The proficiency test playing field is not level, educators complain.
By PETER H. MILLIKEN
VINDICATOR STAFF WRITER
YOUNGSTOWN -- The federal No Child Left Behind law sets unfair and unrealistic expectations, in the opinion of panelists at a forum Monday evening.
"You don't do it in 12 years. It takes a generation," James Hall, South Range schools superintendent, said of the law's goal of achieving proficiency for all students within 12 years.
Hall was one of five panelists at the discussion, which was part of the Universal Cafe Arts and Lecture Series at First Unitarian Church.
The law, which President Bush signed on Jan. 8, 2002, requires annual academic achievement testing of children in grades three through eight in reading and math beginning in the 2005-06 school year, with a science test to be added by the 2007-08 school year.
The law also requires availability of other public school alternatives where schools don't show adequate yearly progress.
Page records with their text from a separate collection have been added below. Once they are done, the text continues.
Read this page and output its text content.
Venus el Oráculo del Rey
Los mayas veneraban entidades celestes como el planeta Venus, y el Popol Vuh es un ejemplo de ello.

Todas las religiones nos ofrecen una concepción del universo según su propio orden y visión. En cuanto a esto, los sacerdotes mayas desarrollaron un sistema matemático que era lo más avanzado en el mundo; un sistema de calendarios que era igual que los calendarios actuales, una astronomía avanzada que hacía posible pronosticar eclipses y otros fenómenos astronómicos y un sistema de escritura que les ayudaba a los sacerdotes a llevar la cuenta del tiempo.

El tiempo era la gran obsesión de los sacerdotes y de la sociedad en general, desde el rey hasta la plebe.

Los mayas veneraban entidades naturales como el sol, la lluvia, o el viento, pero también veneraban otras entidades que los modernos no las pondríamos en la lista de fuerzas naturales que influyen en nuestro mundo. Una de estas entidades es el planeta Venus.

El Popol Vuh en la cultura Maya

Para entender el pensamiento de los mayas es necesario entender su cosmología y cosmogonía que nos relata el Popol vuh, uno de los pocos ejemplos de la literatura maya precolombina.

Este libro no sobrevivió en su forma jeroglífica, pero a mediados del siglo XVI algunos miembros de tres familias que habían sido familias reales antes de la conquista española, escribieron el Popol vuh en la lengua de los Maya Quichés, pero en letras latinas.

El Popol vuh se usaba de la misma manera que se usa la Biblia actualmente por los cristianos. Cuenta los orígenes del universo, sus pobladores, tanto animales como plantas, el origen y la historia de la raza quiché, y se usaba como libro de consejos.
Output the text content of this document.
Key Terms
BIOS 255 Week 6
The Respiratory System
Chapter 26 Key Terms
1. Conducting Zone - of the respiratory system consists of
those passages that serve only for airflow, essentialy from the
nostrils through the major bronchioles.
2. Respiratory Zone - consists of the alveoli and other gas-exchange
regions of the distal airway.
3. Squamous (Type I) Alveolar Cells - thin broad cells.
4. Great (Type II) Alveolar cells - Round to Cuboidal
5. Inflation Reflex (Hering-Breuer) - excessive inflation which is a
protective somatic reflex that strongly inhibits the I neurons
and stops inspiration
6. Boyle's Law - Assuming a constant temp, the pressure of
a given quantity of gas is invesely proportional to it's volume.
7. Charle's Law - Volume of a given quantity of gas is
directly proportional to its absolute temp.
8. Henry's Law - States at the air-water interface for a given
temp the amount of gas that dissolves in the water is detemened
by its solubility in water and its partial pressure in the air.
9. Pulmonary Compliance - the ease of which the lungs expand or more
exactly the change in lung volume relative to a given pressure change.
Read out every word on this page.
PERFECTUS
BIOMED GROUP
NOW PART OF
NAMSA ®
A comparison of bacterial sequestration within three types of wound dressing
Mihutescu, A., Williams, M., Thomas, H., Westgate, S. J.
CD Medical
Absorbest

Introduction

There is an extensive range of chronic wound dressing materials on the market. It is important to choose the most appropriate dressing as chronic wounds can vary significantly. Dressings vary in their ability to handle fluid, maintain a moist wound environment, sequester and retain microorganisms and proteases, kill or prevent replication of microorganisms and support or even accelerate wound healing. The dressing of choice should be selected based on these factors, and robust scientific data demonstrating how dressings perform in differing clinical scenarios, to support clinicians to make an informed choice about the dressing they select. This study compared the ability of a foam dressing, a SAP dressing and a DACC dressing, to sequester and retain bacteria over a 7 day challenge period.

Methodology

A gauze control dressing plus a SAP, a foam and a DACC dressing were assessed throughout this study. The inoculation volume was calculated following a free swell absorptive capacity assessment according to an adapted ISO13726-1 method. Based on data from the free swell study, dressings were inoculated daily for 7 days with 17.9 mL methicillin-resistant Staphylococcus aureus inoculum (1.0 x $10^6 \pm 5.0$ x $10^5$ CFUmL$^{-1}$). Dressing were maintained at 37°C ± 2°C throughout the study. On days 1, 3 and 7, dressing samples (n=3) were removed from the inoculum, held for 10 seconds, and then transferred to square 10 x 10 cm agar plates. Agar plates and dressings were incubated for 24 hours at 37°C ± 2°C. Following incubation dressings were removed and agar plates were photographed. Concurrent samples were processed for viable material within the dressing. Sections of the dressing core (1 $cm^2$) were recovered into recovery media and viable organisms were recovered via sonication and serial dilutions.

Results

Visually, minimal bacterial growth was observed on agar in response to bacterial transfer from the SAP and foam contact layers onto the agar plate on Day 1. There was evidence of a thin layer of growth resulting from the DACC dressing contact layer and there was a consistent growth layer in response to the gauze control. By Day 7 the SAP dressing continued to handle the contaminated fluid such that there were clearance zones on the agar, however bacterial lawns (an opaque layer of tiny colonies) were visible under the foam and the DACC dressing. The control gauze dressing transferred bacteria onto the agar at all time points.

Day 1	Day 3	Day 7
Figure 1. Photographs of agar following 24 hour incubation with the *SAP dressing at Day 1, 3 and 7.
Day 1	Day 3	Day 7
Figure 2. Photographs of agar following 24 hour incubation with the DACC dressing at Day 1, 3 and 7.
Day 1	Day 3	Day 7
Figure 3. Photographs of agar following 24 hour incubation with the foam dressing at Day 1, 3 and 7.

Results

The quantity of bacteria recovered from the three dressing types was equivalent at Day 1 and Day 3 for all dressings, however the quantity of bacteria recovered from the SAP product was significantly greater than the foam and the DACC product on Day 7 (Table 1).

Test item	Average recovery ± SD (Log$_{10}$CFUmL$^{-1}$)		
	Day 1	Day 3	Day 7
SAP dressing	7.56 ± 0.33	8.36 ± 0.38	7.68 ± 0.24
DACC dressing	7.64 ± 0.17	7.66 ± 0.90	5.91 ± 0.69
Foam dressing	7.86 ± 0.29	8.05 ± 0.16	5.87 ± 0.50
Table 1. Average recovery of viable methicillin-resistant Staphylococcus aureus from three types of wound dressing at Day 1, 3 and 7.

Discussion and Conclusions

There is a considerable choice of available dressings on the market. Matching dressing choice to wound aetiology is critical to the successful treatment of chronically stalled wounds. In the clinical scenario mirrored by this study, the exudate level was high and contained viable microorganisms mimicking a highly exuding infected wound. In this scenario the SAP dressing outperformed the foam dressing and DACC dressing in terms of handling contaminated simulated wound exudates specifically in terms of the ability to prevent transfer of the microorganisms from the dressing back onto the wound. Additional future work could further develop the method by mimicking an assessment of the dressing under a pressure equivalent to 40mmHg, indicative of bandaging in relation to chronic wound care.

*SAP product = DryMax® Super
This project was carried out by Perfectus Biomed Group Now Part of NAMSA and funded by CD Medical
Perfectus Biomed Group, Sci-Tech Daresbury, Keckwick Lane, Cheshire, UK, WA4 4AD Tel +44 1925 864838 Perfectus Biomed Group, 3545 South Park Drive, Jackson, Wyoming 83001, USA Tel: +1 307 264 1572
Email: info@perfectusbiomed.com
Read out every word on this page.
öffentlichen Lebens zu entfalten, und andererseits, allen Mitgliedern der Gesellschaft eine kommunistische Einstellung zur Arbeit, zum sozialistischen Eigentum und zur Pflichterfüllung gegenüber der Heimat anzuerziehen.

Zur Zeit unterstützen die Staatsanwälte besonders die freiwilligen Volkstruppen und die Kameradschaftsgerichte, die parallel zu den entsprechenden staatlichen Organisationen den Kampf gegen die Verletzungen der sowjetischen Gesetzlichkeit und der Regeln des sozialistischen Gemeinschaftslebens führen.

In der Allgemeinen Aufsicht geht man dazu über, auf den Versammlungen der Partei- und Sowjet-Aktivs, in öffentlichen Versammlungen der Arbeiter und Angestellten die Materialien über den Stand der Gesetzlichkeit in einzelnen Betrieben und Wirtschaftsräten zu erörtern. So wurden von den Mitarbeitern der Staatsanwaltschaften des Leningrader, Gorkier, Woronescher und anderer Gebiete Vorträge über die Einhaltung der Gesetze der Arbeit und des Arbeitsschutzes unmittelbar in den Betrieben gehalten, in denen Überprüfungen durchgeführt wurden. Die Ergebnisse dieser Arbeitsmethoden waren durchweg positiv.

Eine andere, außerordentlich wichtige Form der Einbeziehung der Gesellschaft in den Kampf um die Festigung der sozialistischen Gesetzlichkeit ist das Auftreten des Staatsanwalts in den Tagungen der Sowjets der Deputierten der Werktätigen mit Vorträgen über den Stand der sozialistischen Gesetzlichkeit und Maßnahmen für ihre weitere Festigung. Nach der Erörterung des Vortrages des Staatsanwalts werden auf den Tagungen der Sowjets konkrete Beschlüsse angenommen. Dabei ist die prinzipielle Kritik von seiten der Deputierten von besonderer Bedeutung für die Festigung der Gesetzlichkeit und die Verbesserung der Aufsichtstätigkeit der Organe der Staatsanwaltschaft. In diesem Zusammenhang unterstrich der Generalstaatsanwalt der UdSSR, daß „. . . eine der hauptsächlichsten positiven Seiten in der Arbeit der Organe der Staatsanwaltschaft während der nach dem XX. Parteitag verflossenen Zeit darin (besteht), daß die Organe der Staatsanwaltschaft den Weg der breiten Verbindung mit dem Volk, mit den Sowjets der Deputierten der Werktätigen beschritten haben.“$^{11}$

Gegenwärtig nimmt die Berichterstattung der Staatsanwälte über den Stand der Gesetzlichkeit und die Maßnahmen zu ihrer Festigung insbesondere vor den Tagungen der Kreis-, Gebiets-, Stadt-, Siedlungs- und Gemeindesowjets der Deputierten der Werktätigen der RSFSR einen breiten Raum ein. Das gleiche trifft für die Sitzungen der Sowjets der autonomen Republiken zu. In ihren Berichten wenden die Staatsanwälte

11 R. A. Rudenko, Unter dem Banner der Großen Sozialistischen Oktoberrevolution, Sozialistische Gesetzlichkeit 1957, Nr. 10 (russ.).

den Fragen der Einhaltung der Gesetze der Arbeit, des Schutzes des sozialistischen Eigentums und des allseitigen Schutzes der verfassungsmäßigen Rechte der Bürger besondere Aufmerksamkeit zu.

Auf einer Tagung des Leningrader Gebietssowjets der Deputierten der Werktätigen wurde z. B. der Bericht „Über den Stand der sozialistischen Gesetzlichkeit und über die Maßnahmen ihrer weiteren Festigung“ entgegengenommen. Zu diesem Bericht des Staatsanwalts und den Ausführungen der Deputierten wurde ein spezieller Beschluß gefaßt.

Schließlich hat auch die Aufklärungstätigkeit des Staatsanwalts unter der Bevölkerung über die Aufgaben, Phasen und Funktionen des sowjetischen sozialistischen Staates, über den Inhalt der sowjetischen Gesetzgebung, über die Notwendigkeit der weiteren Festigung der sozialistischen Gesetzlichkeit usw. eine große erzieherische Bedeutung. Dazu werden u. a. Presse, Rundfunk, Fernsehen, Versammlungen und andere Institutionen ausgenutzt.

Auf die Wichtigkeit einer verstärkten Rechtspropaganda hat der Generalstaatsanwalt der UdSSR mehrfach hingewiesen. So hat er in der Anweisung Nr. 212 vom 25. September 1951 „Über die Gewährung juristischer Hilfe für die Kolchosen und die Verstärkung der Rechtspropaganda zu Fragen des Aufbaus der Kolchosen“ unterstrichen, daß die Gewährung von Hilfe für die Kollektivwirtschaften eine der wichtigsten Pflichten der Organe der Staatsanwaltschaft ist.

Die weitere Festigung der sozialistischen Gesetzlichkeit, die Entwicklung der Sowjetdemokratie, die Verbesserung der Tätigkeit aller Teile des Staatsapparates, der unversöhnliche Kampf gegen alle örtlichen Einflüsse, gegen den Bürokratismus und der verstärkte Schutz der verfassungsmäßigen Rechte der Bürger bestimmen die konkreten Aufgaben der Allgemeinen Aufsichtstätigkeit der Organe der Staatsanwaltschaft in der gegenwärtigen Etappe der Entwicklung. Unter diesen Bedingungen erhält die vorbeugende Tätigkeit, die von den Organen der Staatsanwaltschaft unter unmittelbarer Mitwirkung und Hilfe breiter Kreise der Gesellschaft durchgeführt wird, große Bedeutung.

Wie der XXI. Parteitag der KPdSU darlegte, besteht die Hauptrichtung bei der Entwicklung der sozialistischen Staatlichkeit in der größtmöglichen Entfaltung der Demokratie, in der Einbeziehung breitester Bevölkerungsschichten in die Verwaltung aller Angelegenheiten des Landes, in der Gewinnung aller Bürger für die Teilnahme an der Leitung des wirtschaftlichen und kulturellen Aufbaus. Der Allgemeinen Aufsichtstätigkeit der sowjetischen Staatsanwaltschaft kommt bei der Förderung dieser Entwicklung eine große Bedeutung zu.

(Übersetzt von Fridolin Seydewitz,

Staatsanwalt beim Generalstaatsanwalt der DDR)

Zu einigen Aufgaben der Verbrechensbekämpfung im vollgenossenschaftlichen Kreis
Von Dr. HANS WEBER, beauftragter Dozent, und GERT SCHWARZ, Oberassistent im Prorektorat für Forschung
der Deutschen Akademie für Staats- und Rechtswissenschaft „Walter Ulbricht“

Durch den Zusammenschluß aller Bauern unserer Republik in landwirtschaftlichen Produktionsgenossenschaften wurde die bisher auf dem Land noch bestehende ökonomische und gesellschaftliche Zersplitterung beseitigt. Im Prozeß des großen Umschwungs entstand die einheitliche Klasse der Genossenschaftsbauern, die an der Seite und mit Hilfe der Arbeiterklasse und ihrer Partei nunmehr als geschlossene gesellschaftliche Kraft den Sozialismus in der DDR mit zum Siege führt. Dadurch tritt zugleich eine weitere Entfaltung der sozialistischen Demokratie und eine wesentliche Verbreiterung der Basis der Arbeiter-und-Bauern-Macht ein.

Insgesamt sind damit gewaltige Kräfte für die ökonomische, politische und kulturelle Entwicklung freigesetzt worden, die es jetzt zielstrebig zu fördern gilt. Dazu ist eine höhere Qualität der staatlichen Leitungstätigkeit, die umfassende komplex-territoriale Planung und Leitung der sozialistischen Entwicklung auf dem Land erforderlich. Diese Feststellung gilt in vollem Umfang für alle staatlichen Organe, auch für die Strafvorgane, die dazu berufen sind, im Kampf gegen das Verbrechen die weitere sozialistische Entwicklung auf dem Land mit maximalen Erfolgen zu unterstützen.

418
It also demands corrective action in underperforming schools, including tutoring, after-school and summer classes, and in extreme cases, replacement of some staff and installation of a new curriculum.
Criticized funding
Hall, whose district has achieved the state's rating of academic excellence six years in a row, said the federal law may be "laudable in its goals," but is inadequately funded. He said he endorses its requirements for improving teacher education, accountability in education and documenting student progress.
He and other panelists said the law underestimates the impact of poverty on academic achievement test performance. "How then can you say to children who have been disenfranchised in so many ways, 'You have to do the same kind of work as the children who have been pretty richly gifted in the card game of life?,'" Hall said.
"Urban students and rural students, for the most part, do not do as well as the students out in your suburbs," on academic proficiency tests for economic reasons, said Henrietta Williams, principal of The Rayen School on the city's North Side.
She complained that educators are being required to meet rising academic performance standards while schools are inadequately funded and the teaching staff is being reduced.
Noted progress
Williams noted that progress is being made in the Youngstown City School District, which has improved recently from academic emergency to academic watch status on the state's report card. This past school year, for the first time, every Rayen School senior required to pass the proficiency test for graduation did so, she said.
"All students don't have the same advantages," said Maggie Hagan, a recently retired middle-school language arts teacher in the Warren city schools. Lawmakers haven't "experienced the poverty, anger and violence that our children come to our doors with," she said, referring to problems plaguing urban schoolchildren.
The federal law "has taken away the heart and soul of education," she said. She complained that lawmakers, who have mandated proficiency testing requirements, have been listening to corporate executives' demands for a better educated workforce, but not to educators.
Kathy Shook, a doctoral candidate in educational administration and adjunct education faculty member at Youngstown State University, said NCLB's use of a single high-stakes annual test to rate schools' performance is unreasonable and unfair. She advocated letting school districts publish results of a variety of academic achievement tests.
A standard academic proficiency test "doesn't measure what a kid knows. It measures what they bring to school," Randy Hoover, a YSU education professor, said of the test NCLB would use. The test won't assess intelligence, but will measure life experiences, vocabulary and language skills, which are closely linked to socio-economic status, he said.